Skip to main content
Dryad

Data from: High-resolution soil total phosphorus mapping for the conterminous USA using machine learning

Data files

Jan 16, 2026 version files 786.61 MB

Click names to download individual files

Abstract

Accurate estimates of soil total phosphorus (TP) concentrations are essential for sustainable nutrient management, food security, and water quality protection. This study predicts and maps the spatial distribution of TP in the top 5 cm and C horizon of soils across the conterminous USA (CONUS) using data from the Geochemical and Mineralogical Data for Soils of the Conterminous United States. We compare the performances of random forest (RF) and inverse distance weighting (IDW) to model and generate soil TP predictions. The RF incorporates 19 predictor variables, including spatial coordinates, climate, soil properties, and topography, while IDW relies solely on coordinates and interpolates between soil TP observations. Models are evaluated using five-fold cross-validation. The RF models outperform the IDW models and explain 52 % (RMSE = 0.22 log10 mg kg -1) and 56 % (RMSE = 0.26 log10 mg kg -1) of the variance in soil TP for the top 5 cm and C horizon, respectively. As expected, both model types identify higher TP concentrations in the top 5 cm than in the C horizon, particularly in agricultural regions, reflecting anthropogenic influences.
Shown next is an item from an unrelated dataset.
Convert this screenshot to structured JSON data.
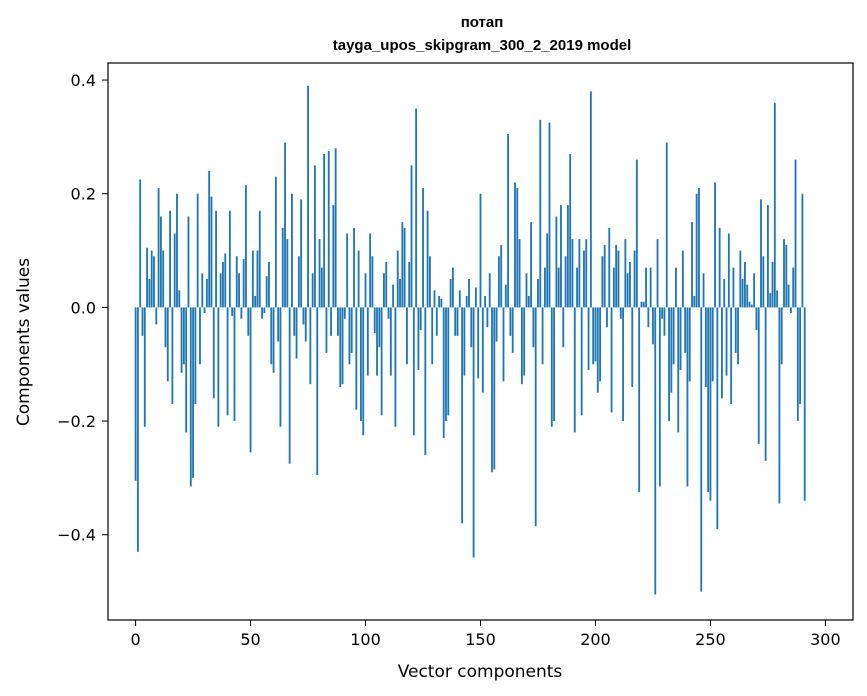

Furthermore, the RF-generated maps show more realistic spatial patterns that capture the heterogeneity of the CONUS and avoid the bullseye patterns often characteristic of IDW-generated maps. Additional insights from the RF models show that coordinates, soil texture, pH, and climate are top predictors of soil TP. Increased availability of variables, such as iron and aluminum, that can bind with phosphorus in soils, could improve RF model performance.